I don't have much to say about the election; my purpose is not to open up some sort of politics argument with myself. I've made my mind up as to who I'll be voting for. I, for the most part, agree with that party's platform, and I feel comfortable with my decision.
I've learned two valuable things about my right to vote. The first is, never feel insignificant. For a fraction of a second, I doubted myself, thinking to myself that my one vote won't change anything. While, in truth, that will probably be the case unless there's a tie and government officials come to my home and say Matt, we need you to cast the deciding vote, the biggest thing I kept in mind is that to be able to vote is a responsibility entrusted on me and a privilege to remind myself that I live under a democracy where the people's opinion matters. (mostly)

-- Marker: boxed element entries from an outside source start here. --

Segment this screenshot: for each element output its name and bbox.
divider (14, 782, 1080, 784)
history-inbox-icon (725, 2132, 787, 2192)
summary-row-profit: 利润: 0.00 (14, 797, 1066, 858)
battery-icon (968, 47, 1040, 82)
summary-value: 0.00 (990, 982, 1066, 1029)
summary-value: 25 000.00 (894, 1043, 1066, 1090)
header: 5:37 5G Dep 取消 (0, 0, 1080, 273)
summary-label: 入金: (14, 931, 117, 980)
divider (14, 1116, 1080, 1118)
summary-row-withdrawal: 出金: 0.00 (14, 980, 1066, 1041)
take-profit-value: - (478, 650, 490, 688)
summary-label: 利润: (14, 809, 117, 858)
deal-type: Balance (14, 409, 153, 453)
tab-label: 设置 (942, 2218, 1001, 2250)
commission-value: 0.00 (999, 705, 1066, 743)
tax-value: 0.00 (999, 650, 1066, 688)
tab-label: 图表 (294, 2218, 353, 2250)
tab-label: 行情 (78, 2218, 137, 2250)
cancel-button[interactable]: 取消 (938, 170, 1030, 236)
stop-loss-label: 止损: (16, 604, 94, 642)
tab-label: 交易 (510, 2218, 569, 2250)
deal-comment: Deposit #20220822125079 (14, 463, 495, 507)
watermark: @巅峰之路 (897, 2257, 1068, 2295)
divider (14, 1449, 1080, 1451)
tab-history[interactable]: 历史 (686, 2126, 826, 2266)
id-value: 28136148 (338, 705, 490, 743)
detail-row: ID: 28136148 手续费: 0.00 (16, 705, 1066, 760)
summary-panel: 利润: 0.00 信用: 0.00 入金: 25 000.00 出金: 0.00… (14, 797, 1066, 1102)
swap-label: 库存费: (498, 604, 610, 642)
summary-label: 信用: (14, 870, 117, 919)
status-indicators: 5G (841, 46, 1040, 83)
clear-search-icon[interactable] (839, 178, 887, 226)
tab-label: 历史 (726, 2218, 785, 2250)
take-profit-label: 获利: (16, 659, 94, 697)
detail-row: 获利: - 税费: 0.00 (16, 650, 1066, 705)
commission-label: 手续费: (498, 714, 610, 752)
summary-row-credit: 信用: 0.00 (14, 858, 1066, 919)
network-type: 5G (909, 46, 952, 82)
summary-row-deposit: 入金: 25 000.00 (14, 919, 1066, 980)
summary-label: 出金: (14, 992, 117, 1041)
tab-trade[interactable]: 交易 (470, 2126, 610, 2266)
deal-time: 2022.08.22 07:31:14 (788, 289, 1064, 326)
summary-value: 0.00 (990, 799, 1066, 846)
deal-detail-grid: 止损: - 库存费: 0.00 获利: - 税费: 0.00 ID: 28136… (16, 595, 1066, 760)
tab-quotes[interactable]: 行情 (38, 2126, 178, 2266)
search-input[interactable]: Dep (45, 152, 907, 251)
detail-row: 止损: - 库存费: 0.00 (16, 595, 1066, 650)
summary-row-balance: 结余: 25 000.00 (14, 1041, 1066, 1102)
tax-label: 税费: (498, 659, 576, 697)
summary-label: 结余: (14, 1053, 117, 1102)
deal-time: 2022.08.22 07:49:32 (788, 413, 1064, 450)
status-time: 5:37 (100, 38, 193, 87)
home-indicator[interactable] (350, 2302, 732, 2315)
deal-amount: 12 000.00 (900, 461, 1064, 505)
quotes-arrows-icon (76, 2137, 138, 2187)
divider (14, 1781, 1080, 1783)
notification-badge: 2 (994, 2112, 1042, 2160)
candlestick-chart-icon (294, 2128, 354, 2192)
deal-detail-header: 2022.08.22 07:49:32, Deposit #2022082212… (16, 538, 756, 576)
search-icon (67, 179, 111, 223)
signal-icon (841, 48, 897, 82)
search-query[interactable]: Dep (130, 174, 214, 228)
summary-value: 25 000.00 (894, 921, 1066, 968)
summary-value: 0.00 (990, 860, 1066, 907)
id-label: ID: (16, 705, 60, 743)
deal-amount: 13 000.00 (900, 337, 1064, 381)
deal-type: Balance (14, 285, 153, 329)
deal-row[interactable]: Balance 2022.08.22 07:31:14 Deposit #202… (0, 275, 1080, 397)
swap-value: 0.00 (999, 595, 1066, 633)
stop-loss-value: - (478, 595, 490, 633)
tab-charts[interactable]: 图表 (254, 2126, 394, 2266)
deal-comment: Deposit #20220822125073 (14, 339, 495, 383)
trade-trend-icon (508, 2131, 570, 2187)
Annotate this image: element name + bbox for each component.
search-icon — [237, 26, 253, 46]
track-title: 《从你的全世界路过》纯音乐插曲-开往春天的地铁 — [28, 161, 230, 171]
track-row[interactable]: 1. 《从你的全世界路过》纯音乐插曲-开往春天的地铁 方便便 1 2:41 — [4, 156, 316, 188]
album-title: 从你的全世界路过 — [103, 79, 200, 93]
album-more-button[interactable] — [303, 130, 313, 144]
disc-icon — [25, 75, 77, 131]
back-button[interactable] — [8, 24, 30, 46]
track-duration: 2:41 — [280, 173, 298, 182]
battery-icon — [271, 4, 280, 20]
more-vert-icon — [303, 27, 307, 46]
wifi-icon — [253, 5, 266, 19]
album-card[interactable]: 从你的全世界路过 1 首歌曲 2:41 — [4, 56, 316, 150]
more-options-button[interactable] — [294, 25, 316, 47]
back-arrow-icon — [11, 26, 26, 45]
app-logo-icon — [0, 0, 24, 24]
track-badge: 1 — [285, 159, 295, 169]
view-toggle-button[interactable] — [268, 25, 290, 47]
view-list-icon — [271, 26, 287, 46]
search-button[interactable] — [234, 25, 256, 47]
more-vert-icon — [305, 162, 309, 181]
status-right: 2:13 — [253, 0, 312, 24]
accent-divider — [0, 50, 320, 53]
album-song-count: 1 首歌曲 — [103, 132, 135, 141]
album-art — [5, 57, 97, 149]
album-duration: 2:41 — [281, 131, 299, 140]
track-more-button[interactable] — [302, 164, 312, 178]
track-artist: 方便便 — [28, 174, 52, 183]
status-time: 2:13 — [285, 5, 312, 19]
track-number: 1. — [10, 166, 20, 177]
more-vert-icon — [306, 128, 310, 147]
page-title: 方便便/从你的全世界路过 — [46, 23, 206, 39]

The second: I was advised not to vote personally. Honestly, I don't care for any of the candidates for Prime Minister; they all creep me out in varying degrees. Even still, I'm not casting my vote on behalf of who I hate least - in fact, I strongly dislike the person I will be voting for. I've been taught to separate person from party in efforts for a better government.
But then again, I'll do what I do best when I become a hypocrite when I say there's just no way I'm voting for Stephen Harper.